Unlike the Firebird X however, the Reverse Flying V was always meant as a limited run, and not really a production instrument. Between 2006 and 2008 Gibson produced the model in limited numbers and offered them in Natural, Ebony, and White finishes. It’s basically a Flying V, with the body flipped backwards. This includes the string-through V tailpiece. The headstock has also been changed from the traditional Flying V one to the Gibson Futura style, so the whole instrument looks like an arrow pointing left.
You get two humbuckers that are wired through a three-way pickup selector and a single master volume control. For more information, check out the video below.
The following guitars didn’t fit my criteria because they’re either one-off instruments and/or, as far as I’m aware, didn’t hit the stage. But I still think they deserve a mention.
A few years ago PRS made a guitar that was rumoured to be part of Lady Gaga’s tour. I’m not sure if the guitar ever did end up on tour. It’s basically a 408 model with extremely long and pointy ends protruding from the horns and the back, as well as the headstock. Finished in a deep pink, it is definitely a sight to behold. You should Google it if you haven’t seen it. It currently resides in Brian’s Guitars, where, I’m assuming, you can go and check it out.

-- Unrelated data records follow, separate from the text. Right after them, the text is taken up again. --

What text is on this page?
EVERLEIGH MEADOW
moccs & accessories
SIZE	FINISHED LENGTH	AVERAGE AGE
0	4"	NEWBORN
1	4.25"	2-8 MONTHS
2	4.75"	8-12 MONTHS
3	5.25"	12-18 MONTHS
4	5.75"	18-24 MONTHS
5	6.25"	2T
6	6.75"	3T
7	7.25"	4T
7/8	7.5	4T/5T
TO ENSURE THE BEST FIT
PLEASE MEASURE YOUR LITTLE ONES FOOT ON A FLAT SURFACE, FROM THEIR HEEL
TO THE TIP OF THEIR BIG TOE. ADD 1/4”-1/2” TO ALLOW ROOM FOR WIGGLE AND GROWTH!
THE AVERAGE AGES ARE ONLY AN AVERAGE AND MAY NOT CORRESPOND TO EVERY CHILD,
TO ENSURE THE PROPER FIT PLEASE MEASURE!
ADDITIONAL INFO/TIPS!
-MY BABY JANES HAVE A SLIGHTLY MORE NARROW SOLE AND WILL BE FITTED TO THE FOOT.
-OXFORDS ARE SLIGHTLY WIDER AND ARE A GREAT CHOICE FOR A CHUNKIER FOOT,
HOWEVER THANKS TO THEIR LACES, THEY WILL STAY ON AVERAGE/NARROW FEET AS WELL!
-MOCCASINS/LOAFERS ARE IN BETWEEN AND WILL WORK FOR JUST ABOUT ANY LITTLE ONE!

I would also like to mention the Nigel Tufnel Mr Horsepower before wrapping this post up. The Ernie Ball Music Man model for the Spinal Tap guitarist has four humbuckers crammed together! Then the artwork, the array of switches and dials, …the exhaust! The fret marker inlays are also a nice touch.
What are some of the more unconventional guitars you’ve come across? Let us know in the comments section below.
- Rick Nielsen’s Gear Rundown – Premier Guitar
- Kramer Gorky Park – Trogly’s Guitar Show
- Teuffel – birdfish
- Brian Eastwood Guitars – Bender Distortocaster
- Gibson Reverse Flying V – Music Radar 2008
- Hamer Guitars - 5 Neck - Rick Nielsen of Cheap Trick - 1999 Print Advertisement: Amazon
- Kramer Gorky Park: Reverb
- Teuffel birdfish in Apricot: Teuffel
- Brian Eastwood Guitars - Bender Distortocaster: YouTube
- 2007 Gibson Reverse Flying V: Emeral City Guitars/YouTube
Johnny Marr’s nine pickup Fender Strat has to be mentioned, though unlike the ones in this list, it wasn’t made like that at the factory. From the January 1997 issue of Guitar –
By far the weirdest thing in Marr’s collection, however, is his nine pickup Fender Strat. “I got it really cheap,” he excuses himself, feebly. “Not only are there nine pickups, but there’s an on/off and in/out-of-phase switch for each pickup. I’m not making this up, ‘cos Noel was witness to that dreadful event. Bizarre! But I just thought, if Kraftwerk played guitar, they’d play this! I used it on the rhythm outro of Electronic’s Out Of My League (from Raise The Pressure). I figured it would give some really strange harmonics… and if you just replace the word ‘strange’ with ‘sh*t’, then I was right.”
It was featured in his music video for Spirit Power and Soul and you can see it here –
I assembled a limited production run of the EB/MM Mr Horsepower guitars when I employed at Ernie Ball
Wow! Awesome! Thanks for sharing! 🙂
No Fender / Squier Katana? 🙂
Eric Bloom’s symbol guitar
Don’t forget the Dewey Decibel Flipout guitar. The Strat shape with the neck attached at the opposite end. I’ve got one in storage. It actually sounded pretty good.